Le bassin du Colorado fait face à de graves problèmes d’approvisionnement en eau en raison d’une sécheresse persistante, avec des répercussions sur l’économie et l’environnement de pas moins de sept États de l’Ouest des États-Unis.
Le fleuve Colorado, l’une des principales artères fluviales d’Amérique du Nord, s’approche dangereusement du point de rupture. Après des années de négociations infructueuses entre les sept États qui dépendent de son bassin, le gouvernement fédéral américain a décidé d’intervenir directement avec un nouveau plan d’urgence. Celui-ci pourrait entraîner des coupes drastiques dans les ressources en eau destinées aux villes, à l’agriculture et aux entreprises, en particulier en Arizona.
Cette annonce intervient après l’échec d’un accord entre l’Arizona, la Californie, le Nevada, le Colorado, l’Utah, le Wyoming et le Nouveau-Mexique sur la gestion du fleuve au-delà de 2026, date à laquelle expireront les règles actuelles d’exploitation des grands réservoirs artificiels de Lake Mead et Lake Powell.
Pour plus de 40 millions de personnes, le Colorado représente une source vitale d’eau potable, d’irrigation et d’énergie hydroélectrique. Mais des décennies de surexploitation, d’urbanisation galopante, d’agriculture intensive et de dérèglement climatique ont progressivement asséché le système.
Au cours des vingt dernières années, le bassin a été frappé par une « méga-sécheresse » sans précédent, aggravée par la hausse des températures et la diminution des chutes de neige sur les montagnes Rocheuses, dont dépend une grande partie du débit du fleuve. Les niveaux de Lake Mead et Lake Powell, les deux principaux réservoirs du système, restent proches de seuils critiques.
Selon une note du Bureau of Reclamation, l’agence fédérale qui gère le système hydrique du Colorado, l’afflux vers Lake Powell a déjà diminué d’environ 1,5 million d’acre-feet (soit 1,85 milliard de mètres cubes) depuis le début de l’année 2026. Une situation qui met en péril non seulement l’approvisionnement en eau, mais aussi la production d’électricité d’origine hydroélectrique.
Le plan fédéral
Face à l’impasse politique, Washington travaille à un nouveau plan d’exploitation décennal prévoyant des coupes obligatoires dans les livraisons d’eau, réévaluées tous les deux ans en fonction des niveaux des réservoirs.

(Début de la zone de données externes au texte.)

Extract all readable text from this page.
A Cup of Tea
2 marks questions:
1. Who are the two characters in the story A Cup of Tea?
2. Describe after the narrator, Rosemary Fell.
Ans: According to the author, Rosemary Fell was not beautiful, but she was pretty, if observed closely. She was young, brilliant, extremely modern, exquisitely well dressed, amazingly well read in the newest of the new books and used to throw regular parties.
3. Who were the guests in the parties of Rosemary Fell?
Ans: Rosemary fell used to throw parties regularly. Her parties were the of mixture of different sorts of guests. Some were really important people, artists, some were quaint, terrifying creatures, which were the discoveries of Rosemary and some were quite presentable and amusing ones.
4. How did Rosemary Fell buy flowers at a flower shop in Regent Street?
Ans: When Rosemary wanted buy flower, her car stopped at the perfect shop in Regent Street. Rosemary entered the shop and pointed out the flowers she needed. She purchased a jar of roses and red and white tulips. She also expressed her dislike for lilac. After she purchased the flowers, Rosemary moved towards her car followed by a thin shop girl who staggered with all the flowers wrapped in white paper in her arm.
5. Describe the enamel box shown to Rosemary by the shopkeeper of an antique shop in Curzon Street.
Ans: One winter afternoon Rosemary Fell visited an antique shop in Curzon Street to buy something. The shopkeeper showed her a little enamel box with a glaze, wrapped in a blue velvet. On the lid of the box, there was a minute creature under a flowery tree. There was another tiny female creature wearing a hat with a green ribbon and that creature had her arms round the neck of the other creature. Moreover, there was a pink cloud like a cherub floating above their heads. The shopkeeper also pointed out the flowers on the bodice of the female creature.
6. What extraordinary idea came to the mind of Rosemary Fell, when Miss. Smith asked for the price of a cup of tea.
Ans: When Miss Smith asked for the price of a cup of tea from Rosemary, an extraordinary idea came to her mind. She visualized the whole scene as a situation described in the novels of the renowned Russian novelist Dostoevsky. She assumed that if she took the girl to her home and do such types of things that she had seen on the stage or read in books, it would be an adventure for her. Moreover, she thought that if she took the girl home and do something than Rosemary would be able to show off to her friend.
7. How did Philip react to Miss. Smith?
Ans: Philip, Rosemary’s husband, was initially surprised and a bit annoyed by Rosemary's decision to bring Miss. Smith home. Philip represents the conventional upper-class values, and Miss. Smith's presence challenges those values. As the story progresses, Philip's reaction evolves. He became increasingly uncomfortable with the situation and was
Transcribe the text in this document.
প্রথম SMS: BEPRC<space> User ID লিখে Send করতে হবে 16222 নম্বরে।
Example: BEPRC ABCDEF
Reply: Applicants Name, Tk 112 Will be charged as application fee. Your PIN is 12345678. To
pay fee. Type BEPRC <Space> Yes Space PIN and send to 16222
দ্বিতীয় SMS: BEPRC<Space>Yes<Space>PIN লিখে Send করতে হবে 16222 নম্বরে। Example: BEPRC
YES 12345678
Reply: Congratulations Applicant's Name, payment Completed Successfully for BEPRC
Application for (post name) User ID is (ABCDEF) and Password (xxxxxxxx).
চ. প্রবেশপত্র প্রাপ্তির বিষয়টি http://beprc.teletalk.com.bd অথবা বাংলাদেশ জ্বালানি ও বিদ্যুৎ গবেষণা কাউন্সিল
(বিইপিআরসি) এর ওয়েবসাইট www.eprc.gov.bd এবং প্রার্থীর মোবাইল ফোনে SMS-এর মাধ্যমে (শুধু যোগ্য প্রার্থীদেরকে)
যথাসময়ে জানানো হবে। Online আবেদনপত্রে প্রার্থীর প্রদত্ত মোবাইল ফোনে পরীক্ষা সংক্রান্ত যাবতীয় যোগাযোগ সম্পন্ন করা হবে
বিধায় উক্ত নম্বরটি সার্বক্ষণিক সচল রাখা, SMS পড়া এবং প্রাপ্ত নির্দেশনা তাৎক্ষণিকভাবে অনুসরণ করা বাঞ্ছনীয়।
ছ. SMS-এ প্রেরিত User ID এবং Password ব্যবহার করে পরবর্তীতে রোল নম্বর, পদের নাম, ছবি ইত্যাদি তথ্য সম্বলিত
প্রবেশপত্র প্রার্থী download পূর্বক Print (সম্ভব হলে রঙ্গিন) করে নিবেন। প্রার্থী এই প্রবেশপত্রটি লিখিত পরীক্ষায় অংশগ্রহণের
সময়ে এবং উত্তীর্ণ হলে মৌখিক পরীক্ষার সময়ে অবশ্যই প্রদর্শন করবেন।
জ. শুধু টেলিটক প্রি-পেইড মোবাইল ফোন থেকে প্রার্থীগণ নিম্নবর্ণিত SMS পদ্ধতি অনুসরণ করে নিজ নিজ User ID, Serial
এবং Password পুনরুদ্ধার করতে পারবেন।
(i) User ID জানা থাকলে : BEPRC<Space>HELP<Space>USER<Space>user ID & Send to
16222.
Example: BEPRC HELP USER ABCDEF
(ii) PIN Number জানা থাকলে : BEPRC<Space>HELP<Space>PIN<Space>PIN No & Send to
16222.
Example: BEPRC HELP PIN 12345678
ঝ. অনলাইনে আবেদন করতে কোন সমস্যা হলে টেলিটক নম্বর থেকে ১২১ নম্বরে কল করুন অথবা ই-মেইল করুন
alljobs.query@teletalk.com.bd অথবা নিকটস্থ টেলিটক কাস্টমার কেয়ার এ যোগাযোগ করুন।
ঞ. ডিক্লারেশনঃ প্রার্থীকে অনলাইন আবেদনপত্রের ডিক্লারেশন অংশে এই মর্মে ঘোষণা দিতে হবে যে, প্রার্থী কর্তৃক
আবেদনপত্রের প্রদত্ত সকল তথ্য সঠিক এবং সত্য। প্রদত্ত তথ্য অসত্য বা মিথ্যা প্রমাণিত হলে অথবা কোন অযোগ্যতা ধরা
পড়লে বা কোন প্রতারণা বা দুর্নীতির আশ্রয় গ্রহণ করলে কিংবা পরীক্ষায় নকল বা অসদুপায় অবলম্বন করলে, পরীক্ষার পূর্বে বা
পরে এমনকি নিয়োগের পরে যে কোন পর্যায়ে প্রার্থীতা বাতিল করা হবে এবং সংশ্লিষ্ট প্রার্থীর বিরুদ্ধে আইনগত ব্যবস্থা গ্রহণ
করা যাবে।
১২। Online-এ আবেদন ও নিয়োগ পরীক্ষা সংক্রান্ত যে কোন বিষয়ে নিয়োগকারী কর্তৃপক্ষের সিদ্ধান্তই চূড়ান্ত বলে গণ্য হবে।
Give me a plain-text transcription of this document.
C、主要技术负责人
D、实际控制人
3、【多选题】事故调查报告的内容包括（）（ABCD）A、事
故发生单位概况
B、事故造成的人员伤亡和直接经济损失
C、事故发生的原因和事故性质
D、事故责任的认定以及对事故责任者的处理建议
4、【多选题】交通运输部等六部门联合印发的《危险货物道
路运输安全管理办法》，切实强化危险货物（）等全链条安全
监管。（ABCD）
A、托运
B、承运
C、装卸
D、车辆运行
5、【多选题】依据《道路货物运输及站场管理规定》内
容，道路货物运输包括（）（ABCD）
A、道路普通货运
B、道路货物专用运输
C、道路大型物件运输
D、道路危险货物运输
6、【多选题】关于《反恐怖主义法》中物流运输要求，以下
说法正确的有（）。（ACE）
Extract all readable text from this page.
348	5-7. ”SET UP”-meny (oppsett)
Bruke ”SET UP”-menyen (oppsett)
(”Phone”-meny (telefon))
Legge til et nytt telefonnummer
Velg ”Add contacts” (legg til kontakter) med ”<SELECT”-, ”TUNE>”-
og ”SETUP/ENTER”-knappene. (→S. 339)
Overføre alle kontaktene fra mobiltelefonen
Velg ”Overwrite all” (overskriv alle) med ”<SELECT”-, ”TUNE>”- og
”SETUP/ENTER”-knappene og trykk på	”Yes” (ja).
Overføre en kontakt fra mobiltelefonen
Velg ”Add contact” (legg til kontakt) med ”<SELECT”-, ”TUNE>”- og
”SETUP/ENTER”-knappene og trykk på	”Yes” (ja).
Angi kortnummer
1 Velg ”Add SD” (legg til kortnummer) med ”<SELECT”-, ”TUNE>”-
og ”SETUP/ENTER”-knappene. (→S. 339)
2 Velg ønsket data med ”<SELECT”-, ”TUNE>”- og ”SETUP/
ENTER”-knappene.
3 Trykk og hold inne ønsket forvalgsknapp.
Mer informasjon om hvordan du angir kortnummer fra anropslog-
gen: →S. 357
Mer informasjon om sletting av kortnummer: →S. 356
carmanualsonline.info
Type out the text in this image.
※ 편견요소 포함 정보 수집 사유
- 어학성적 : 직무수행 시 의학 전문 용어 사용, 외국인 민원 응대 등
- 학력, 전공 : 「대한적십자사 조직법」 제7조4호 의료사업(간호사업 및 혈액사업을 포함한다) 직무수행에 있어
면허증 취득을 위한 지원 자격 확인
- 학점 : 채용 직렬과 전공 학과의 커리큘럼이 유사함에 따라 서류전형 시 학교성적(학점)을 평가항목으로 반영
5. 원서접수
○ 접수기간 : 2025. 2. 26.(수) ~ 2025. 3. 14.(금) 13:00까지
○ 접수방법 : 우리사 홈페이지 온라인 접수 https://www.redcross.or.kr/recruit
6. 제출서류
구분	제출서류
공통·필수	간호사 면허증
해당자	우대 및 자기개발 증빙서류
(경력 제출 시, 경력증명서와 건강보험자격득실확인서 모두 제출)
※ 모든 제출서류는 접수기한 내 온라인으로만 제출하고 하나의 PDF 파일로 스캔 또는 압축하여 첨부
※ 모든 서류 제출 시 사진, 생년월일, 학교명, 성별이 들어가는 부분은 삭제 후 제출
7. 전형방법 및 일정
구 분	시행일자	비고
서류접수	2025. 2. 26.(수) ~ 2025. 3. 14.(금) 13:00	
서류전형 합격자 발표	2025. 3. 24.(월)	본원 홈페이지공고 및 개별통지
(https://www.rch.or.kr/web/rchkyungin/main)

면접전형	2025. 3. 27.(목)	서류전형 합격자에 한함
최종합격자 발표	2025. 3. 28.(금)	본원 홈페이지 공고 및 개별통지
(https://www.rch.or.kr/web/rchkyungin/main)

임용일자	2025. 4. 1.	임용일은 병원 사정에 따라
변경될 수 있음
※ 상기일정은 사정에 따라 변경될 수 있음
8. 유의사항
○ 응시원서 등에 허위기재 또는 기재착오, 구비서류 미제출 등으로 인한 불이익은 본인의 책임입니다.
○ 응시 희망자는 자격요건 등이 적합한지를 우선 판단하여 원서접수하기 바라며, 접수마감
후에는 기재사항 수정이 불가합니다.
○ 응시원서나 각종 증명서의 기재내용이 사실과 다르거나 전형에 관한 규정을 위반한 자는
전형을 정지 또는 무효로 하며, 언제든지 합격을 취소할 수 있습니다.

Selon les premières indiscrétions, les réductions pourraient atteindre jusqu’à 40 % des volumes actuellement fournis aux États du Lower Basin (bassin inférieur), soit l’Arizona, la Californie et le Nevada, avec une baisse globale pouvant aller jusqu’à 3 millions d’acre-feet par an (environ 3,7 milliards de mètres cubes), soit l’équivalent de la consommation annuelle de 6 à 9 millions de foyers. L’Arizona risque d’être l’État le plus touché. Le Central Arizona Project (CAP), le gigantesque canal qui achemine l’eau du Colorado jusqu’à Phoenix et Tucson, pourrait subir des réductions si sévères qu’une partie des livraisons d’eau serait totalement interrompue lors des pires années.
Le conflit porte surtout sur la répartition des responsabilités. Les États du Lower Basin accusent ceux du bassin supérieur, le Colorado, l’Utah, le Wyoming et le Nouveau-Mexique, de ne pas vouloir contribuer suffisamment aux efforts de réduction. Les États de l’Upper Basin, eux, soutiennent que la Californie, l’Arizona et le Nevada consomment depuis des décennies plus d’eau que ce que le fleuve peut réellement fournir.
Il y a quelques semaines à peine, l’Arizona, la Californie et le Nevada ont présenté une proposition alternative basée sur des réductions volontaires jusqu’en 2028, avec une économie estimée à plus de 3,2 millions d’acre-feet (environ 3,9 milliards de mètres cubes). Toutefois, on ignore encore si le gouvernement fédéral acceptera cette solution ou s’il imposera son propre plan autonome, plus contraignant.
La crise du Colorado est désormais considérée comme l’un des exemples les plus frappants de la manière dont la crise climatique met sous pression les systèmes hydriques à l’échelle mondiale. Selon de nombreux experts, le problème n’est plus seulement celui d’une sécheresse temporaire, mais celui d’un processus structurel “d’aridification” du Sud-Ouest des États-Unis : des températures plus élevées signifient davantage d’évaporation, moins de neige accumulée et donc moins d’eau disponible durant les mois d’été.
Et pendant que les États se disputent sur les quotas, le temps presse. Le Bureau of Reclamation devrait annoncer les prochaines étapes d’ici l’été, mais une chose apparaît désormais clairement : le modèle de gestion de l’eau élaboré au siècle dernier n’est plus viable dans un climat en pleine mutation.